“This book rests on one fundamental presupposition: if you want something to flourish, you need to use it in accordance with its nature. Don’t plant tomatoes in a dark closet and water them with soda and expect to have vibrant tomato plants. To do so would be to act contrary to the nature of tomatoes. Similarly, don’t rip sex out of its obvious relational context, turn it into a commodity, and then expect individuals, families, and society to flourish.”
This past weekend I spoke at a conference in El Paso alongside my friend Matt Fradd. I was delighted when he gave me a copy of his new book, The Porn Myth. The next day, between time in the United lounge, time at an altitude of 39,000 feet in the sky, and time back home, I finished reading his book—in under 6 hours. And I can’t say it enough: Please buy this book. Do not delay. You can order it here. Then, please share it. If there is only one book you will read that makes the secular case against pornography, make it this one. Why? I think the best way to answer that is to share with you my list of the “Top 12 Best Quotes from Matt’s Book”:
1. “This book rests on one fundamental presupposition: if you want something to flourish, you need to use it in accordance with its nature. Don’t plant tomatoes in a dark closet and water them with soda and expect to have vibrant tomato plants. To do so would be to act contrary to the nature of tomatoes. Similarly, don’t rip sex out of its obvious relational context, turn it into a commodity, and then expect individuals, families, and society to flourish.”

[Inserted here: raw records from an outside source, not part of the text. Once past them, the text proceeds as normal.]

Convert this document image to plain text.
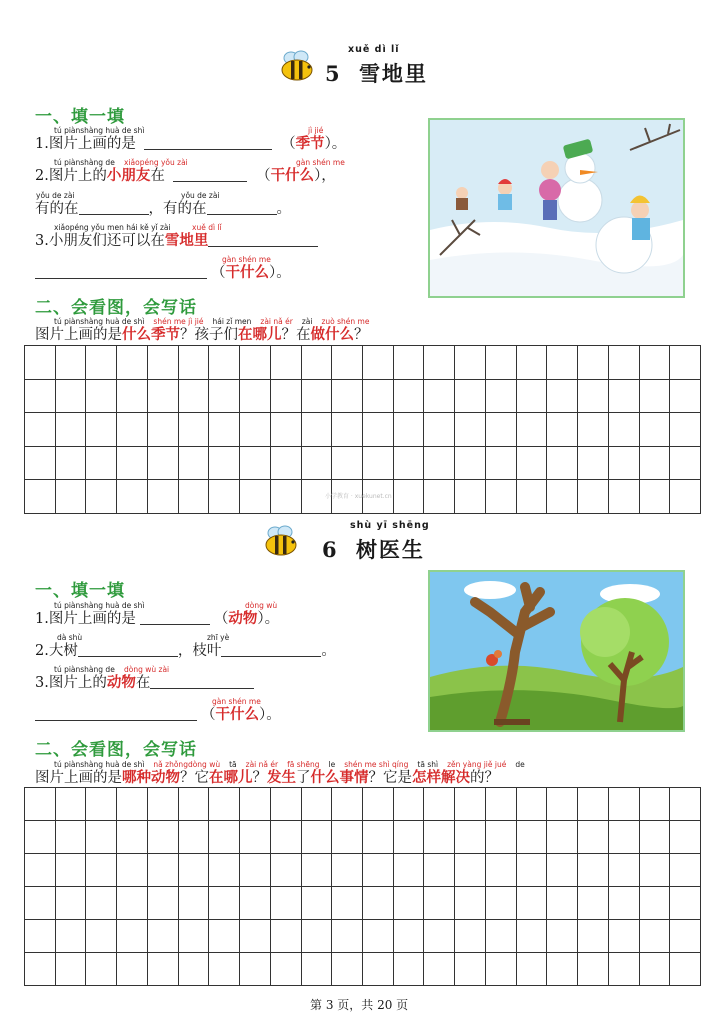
xuě dì lǐ
5 雪地里
一、填一填
tú piànshàng huà de shì	jì jié
1.图片上画的是	（季节）。
tú piànshàng de xiǎopéng yǒu zài	gàn shén me
2.图片上的小朋友在	（干什么），
yǒu de zài	yǒu de zài
有的在	，有的在	。
xiǎopéng yǒu men hái kě yǐ zài	xuě dì lǐ
3.小朋友们还可以在雪地里
gàn shén me
（干什么）。
二、会看图，会写话
tú piànshàng huà de shì shén me jì jié hái zǐ men zài nǎ ér zài zuò shén me
图片上画的是什么季节？孩子们在哪儿？在做什么？
小学教育 · xuekunet.cn
shù yī shēng
6 树医生
一、填一填
tú piànshàng huà de shì	dòng wù
1.图片上画的是	（动物）。
dà shù	zhī yè
2.大树	，枝叶	。
tú piànshàng de dòng wù zài
3.图片上的动物在
gàn shén me
（干什么）。
二、会看图，会写话
tú piànshàng huà de shì nǎ zhǒngdòng wù tā zài nǎ ér fā shēng le shén me shì qíng tā shì zěn yàng jiě jué de
图片上画的是哪种动物？它在哪儿？发生了什么事情？它是怎样解决的？
第 3 页，共 20 页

2. “Which activity sounds more ‘mature’ and grown-up: making love for a lifetime to one real flesh-and-blood woman whom you are eagerly serving and cherishing, despite all her faults and blemishes (and despite your own), or sneaking away at night to troll the Internet, flipping from image to image, from one thirty-second teaser to another, for hours on end, pleasuring yourself as you bond to pixels on a screen?”
3. “In a letter to a friend, Oxford scholar C.S. Lewis offered some insights about masturbation. He said that a man’s sexual appetite is meant to lead him out of himself, to lead him into being a self-gift that both completes and corrects his personality—first by sharing whole-life oneness with a lover and second by procreating children. With masturbation, however, the appetite is turned in on itself and ‘sends the man back into the prison of himself, there to keep a harem of imaginary brides’.”
4. “Whatever we might say about the exact relationship of porn to sexual violence, it should be clear that in order for men to violate a woman’s body, some part of them must first believe she is an object to be used rather than a person to be respected—and porn is quite possibly the most powerful means of delivering that belief.”